RI Belum Bebas Byar-Pet Sampai Proyek 35.000 MW Rampung

RI Belum Bebas Byar-Pet Sampai Proyek 35.000 MW Rampung

Lani Pujiastuti - detikFinance
Minggu, 13 Sep 2015 16:55 WIB
RI Belum Bebas Byar-Pet Sampai Proyek 35.000 MW Rampung
Ilustrasi (Foto: dok.detikFinance)
Jakarta - Pemerintah menyatakan Indonesia baru akan bebas byar-pet listrik jika mega proyek listrik 35.000 megawatt (MW) rampung. Maka dari itu proyek ini jangan sampai mandek.

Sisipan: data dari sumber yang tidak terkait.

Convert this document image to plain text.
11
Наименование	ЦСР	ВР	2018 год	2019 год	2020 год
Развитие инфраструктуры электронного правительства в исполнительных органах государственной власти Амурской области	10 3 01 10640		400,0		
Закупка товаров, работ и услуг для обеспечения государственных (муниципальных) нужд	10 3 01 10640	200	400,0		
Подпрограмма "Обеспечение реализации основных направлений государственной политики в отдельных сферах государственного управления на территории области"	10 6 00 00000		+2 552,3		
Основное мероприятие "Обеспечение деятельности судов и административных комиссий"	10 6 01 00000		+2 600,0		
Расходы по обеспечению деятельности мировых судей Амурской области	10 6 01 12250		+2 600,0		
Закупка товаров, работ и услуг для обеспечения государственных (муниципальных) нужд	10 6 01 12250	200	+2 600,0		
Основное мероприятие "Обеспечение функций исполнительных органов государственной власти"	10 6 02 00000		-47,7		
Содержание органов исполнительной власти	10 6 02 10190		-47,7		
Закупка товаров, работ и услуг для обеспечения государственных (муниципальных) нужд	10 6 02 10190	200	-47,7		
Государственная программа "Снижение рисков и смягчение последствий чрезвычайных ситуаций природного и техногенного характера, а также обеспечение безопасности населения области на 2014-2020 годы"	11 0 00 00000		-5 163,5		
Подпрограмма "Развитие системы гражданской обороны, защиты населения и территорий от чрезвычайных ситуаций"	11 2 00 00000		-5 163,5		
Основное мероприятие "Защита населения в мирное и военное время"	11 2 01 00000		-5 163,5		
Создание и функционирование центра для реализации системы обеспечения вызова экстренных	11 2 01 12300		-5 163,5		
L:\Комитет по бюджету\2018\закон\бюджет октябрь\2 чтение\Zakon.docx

"Kalau 35.000 MW tidak tercapai dan pertumbuhan tidak bisa melampaui kebutuhan, mungkin kondisi kelistrikan akan lebih buruk dari sekarang," kata Dirjen Ketenagalistrikan Kementerian ESDM, Jarman, dalam diskusi di Hall Dewan Pers, Minggu (13/9/2015).

Ia mengatakan, pada 2014 kapasitas listrik terpasang RI 53 gigawatt. Akhir 2015 pemerintah menargetkan kapasitas pasang 57.145 megawatt atau naik 7,1% dari 2014.

SCROLL TO CONTINUE WITH CONTENT

"Selama era SBY, kapasitas listrik terpasang naik 68% dari kapasitas terpasang sebelumnya. Dengan pertumbuhan seperti sekarang, tumbuh segitu ternyata tidak cukup. Selain itu, 10.000 megawatt PLN juga tidak tercapai," katanya.

Dengan asumsi pertumbuhan ekonomi era Jokowi sama dengan SBY, maka pemerintah menganggap kebutuhan listrik 5 tahun mendatang sama seperti kebutuhan 5 tahun lalu.

"Persentase pembangkit yang diperlukan zaman SBY nambah 68% masih kurang. Artinya kita harus lebih dari itu supaya tidak ada pemadaman," jelasnya.

Ia menyayangkan PLN yang tidak mampu menyelesaikan proyek 10.000 MW. Dari penambahan 18.000 MW, PLN hanya bisa menggarap 7.000 megawatt.

"Agustus 2014 realisasi elektrifikasi RI mencapai 82,37%. Rasio elektrifikasi ditargetkan naik 1,06% menjadi 85,18% pada 2015," katanya.

Pemerintah juga akan mulai mengurangi penggunaan batu bara dan BBM untuk pembangkit. Jarman mengatakan, target 2025 pemakaian batu bara bisa dikurangi hingga 50% saja.

"Batu bara kita sudah bisa 53%. Tapi BBM masih 11%, itu harus turun di bawah 1 tahun dalam bauran energi 2025. Kemudian energi baru terbarukan harus 25%. Itu semua target supaya kita punya ketahanan energi yang lebih baik," jelasnya.

Jika sudah terealisasi nanti PLN akan pakai tarif keekonomian dan harus mengikuti standar pelayanan minimum.

"Tidak boleh byar pet. Kalau mau memadamkan, harus kasih tahu masyarakat. Ini semua akan menuju ke sana. Mulai tahun depan yang dapat subsidi hanya masyarakat miskin. Lainnya perlahan akan mulai dicabut subsidinya," katanya.